Run evaluation for lfm-3b-jp on-prem:

bin/api/run_docker_eval.sh generate \
  --model-name lfm-3b-jp \
  --model-url http://localhost:8000/v1 \
  --model-api-key <ON-PREM-API-SECRET>

bin/api/run_docker_eval.sh judge \
  --model-name lfm-3b-jp \
  --judge-model-name gpt-4o \
  --judge-model-url https://api.openai.com/v1 \
  --judge-model-api-key <OPENAI-API-KEY>

Run eval for lfm-3b-ichikara on-prem:

bin/api/run_docker_eval.sh generate \
  --model-name lfm-3b-ichikara \
  --model-url http://localhost:8000/v1 \
  --model-api-key <ON-PREM-API-SECRET>

bin/api/run_docker_eval.sh judge \
  --model-name lfm-3b-ichikara \
  --openai-api-key <OPENAI-API-KEY>

Run eval for lfm-3b-jp on labs:

bin/api/run_docker_eval.sh generate \
  --model-name lfm-3b-jp \
  --model-url https://inference-1.liquid.ai/v1 \
  --model-api-key <API-KEY>

bin/api/run_docker_eval.sh judge \
  --model-name lfm-3b-jp \
  --judge-model-name gpt-4o \
  --judge-model-url https://api.openai.com/v1 \
  --judge-model-api-key <OPENAI-API-KEY>

Run Evaluation without Docker

(click to see details)

Install

It is recommended to create a brand new conda environment first. But this step is optional.

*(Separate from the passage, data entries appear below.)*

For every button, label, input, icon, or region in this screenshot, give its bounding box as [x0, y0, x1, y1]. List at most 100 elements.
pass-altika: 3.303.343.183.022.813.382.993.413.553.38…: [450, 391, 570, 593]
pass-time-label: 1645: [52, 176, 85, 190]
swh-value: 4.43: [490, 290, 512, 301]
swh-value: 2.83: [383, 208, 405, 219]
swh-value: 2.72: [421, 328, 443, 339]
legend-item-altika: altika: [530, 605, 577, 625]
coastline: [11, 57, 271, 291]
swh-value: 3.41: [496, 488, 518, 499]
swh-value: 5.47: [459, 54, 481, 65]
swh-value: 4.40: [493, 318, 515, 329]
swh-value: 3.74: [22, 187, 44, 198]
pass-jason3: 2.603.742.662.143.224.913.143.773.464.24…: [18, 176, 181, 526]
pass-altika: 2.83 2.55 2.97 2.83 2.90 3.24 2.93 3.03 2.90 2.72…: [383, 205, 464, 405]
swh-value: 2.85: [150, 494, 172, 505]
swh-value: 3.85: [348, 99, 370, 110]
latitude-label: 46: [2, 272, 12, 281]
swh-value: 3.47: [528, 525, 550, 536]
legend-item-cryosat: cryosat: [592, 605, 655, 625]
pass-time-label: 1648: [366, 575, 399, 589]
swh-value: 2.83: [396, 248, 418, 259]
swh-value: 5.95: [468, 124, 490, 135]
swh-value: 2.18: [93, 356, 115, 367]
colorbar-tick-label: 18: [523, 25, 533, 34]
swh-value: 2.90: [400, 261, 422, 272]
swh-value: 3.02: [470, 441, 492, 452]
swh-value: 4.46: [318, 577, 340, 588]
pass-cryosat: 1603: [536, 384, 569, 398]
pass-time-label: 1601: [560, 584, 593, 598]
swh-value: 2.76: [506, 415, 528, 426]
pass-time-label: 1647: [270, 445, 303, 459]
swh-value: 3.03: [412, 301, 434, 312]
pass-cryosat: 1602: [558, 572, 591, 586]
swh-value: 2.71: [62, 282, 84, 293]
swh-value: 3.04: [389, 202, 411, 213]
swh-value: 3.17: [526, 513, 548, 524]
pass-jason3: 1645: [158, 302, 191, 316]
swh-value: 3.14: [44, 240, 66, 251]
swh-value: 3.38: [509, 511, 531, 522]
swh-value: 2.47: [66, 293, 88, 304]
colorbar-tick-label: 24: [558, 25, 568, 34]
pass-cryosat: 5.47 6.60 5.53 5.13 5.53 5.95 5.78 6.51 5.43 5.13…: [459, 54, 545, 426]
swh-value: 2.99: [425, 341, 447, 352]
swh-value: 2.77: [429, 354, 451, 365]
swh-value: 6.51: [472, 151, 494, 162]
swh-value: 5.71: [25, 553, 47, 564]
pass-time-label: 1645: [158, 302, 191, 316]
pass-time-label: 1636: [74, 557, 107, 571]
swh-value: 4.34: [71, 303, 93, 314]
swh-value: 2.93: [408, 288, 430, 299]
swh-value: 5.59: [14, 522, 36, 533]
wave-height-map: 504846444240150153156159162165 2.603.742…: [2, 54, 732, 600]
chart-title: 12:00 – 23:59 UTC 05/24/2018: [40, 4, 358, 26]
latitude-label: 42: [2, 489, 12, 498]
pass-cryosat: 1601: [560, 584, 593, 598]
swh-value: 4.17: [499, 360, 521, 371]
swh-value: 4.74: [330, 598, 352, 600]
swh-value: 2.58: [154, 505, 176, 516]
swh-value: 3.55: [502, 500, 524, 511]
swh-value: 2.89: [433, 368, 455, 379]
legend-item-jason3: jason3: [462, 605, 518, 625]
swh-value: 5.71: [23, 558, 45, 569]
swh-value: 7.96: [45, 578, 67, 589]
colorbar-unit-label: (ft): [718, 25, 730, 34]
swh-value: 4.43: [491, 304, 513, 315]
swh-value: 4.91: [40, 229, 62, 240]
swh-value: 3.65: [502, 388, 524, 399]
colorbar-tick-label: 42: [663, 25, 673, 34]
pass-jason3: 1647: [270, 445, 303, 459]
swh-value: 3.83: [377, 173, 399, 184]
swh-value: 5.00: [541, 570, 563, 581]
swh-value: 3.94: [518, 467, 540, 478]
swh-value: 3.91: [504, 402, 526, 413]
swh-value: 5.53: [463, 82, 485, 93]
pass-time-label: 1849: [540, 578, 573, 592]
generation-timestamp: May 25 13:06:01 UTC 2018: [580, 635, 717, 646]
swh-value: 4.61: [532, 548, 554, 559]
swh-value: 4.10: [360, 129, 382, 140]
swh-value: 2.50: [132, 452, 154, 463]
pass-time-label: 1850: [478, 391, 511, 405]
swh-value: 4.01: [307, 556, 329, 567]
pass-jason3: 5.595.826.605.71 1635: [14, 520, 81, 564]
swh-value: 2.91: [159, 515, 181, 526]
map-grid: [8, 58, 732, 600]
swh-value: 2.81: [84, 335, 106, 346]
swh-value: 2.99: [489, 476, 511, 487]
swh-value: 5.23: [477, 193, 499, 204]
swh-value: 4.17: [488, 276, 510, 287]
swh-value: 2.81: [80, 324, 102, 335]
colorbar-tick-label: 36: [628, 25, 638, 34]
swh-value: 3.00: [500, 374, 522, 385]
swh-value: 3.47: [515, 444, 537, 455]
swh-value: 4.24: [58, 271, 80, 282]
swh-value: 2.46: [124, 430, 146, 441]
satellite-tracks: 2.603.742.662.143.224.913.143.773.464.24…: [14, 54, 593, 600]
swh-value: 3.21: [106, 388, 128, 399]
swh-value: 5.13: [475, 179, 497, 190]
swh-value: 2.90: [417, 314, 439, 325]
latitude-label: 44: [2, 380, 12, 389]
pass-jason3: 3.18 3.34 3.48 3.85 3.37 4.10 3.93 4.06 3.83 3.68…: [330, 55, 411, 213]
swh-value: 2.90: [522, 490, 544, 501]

conda create -n mt_bench python=3.10
conda activate mt_bench

Run the following command to set up the environment and install the dependencies:

bin/api/prepare.sh

Run Evaluation

  1. Run bin/api/run_api_eval.sh script to generate model answers.
bin/api/run_api_eval.sh \
  --model-name <model-name> \
  --model-url <model-url> \
  --model-api-key <API-KEY>

Results will be output in llm_judge/data/japanese_mt_bench/model_answer/<model-name>.jsonl.

  1. Run the following scripts to generate GPT-4 judgement scores for the model answers.
bin/api/run_openai_judge.sh \
  --model-name <model-name> \
  --judge-model-name <judge-model-name> \
  --judge-model-url <judge-model-url> \
  --judge-model-api-key <judge-model-api-key>

# examples:
bin/api/run_openai_judge.sh \
  --model-name lfm-3b-jp \
  --judge-model-name gpt-4o \
  --judge-model-url https://api.openai.com/v1 \
  --judge-model-api-key <OPENAI-API-KEY>

bin/api/run_openai_judge.sh \
  --model-name lfm-3b-ichikara \
  --judge-model-name gpt-4o \
  --judge-model-url https://api.openai.com/v1 \
  --judge-model-api-key <OPENAI-API-KEY>

Judge results will be output to llm_judge/data/japanese_mt_bench/model_judgment/<judge-model-name>_<model-name>.jsonl.

The final scores will be output in llm_judge/data/japanese_mt_bench/<judge-model-name>-score-<model-name>.json.

Script Parameters

(click to see details)

Generate Script Params

This applies to both bin/api/run_docker_eval.sh generate and bin/api/run_api_eval.sh.

Argument Description Value for on-prem stack Required
--model-name Model name lfm-3b-jp, lfm-3b-ichikara Yes
--model-url Model URL http://localhost:8000/v1 Yes
--model-api-key API key for the model API_SECRET in .env Yes
--num-choices Number of responses to generate for each question 5 No. Default to 5.
--question-count Number of questions to run None No. Default to None, which runs all questions.

Judge Script Params

This applies to both bin/api/run_docker_eval.sh judge and bin/api/run_openai_judge.sh.

Argument Description Required
--model-name Model name to be evaluated Yes
--judge-model-name Name of the judge model (default: gpt-4) No
--judge-model-url Base URL for the judge model API Yes
--judge-model-api-key API key for the judge model Yes
--parallel Number of parallel API calls No. Default to 5.

Acknowledgement

This repository is modified from FastChat/fastchat.